I will jump on the train with whoever coined the term “stay-cation” to fill in for a vacation at home. But let’s do it one better and come up for a term when you call in sick but you really aren’t: Day-cation.

I love words that look like what they are, like awkward. “Awkward” just looks plain awkward, what with that double “W” thing going on, and that “K” stuck right in the middle.….. almost like a middle-schooler with braces and a really bad haircut (oh, wait, that was me).

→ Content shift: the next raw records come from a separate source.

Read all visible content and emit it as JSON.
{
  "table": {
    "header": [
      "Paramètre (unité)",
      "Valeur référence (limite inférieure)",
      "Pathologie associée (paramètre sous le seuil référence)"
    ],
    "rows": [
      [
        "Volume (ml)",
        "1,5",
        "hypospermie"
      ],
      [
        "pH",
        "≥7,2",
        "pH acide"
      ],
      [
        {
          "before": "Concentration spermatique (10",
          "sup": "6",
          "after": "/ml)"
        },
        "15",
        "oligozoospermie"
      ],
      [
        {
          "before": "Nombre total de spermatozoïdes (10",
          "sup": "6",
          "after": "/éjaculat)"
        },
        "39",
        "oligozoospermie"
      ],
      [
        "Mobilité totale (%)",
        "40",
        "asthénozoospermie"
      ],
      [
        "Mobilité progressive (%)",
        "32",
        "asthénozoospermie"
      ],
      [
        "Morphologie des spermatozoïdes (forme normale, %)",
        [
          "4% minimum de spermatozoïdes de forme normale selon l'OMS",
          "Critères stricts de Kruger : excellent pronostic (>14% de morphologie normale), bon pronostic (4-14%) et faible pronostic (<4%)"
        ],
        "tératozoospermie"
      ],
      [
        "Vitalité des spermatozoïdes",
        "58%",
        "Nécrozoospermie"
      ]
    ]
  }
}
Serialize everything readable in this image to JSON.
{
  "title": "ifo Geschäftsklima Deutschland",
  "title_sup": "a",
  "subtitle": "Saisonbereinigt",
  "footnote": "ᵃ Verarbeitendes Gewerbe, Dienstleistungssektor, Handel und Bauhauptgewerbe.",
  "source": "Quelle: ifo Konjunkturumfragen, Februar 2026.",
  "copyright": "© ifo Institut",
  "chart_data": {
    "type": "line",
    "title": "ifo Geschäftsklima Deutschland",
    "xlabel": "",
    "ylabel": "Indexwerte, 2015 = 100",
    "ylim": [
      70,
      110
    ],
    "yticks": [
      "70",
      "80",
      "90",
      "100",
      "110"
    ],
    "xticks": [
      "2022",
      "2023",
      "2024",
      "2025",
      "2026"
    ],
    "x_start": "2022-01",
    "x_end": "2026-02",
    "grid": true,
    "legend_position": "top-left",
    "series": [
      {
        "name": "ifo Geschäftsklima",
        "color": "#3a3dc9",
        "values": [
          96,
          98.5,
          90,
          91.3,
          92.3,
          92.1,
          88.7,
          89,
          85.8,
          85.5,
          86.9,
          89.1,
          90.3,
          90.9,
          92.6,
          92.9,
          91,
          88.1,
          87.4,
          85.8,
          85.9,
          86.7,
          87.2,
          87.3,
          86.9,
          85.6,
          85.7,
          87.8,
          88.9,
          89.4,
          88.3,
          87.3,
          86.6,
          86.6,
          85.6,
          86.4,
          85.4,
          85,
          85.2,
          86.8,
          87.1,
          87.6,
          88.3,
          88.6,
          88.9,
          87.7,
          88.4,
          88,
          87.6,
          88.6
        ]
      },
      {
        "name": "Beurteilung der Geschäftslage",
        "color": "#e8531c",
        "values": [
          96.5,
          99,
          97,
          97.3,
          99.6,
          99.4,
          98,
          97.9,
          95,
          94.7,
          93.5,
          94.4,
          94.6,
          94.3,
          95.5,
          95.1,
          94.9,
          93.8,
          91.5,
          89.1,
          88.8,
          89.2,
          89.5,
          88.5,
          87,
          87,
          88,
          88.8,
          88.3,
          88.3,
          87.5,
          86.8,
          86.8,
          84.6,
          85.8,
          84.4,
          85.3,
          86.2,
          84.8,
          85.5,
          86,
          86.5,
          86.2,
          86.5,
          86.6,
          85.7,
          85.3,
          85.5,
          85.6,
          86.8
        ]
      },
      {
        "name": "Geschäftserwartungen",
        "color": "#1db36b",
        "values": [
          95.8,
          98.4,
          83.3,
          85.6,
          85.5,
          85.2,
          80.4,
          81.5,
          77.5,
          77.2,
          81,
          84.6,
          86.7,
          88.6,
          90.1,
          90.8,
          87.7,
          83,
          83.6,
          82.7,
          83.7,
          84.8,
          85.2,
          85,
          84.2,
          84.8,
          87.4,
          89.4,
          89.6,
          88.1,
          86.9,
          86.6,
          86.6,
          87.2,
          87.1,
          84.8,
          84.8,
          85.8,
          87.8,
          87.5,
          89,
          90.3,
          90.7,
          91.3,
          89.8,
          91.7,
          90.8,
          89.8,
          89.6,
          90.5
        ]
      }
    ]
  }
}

“Freeze” seems to have icicles coming off of it. “Sweltering” looks like steam rising off the asphalt.

Let’s modify “delay”: I think “de-late” is more fitting.

The other day I was at Starbucks and ordered a “capp-a-latte”. The girl knew what I was talking about. She turned to my husband and asked if he wanted a “mocha-ccino”. (Of course, we did have to wait in a long line first, a line where the Clever Marketers have placed things to buy, things like coffee mugs and stuffed animal Mooses and cd’s. Which begs the question: am I in line, or in “buy-n”?)

The only thing more frustrating than the word frustrating is trying to remember how to spell “frustrating”. The word “knowledge” drives me crazy. Is there a “D”? a “G”? Quite possible both? Let’s get rid of that and substitute my new word: brain-full. That sums up nicely what knowledge pretends to be.

I’m actually pretty good at spelling. I can spell most words. Well, almost.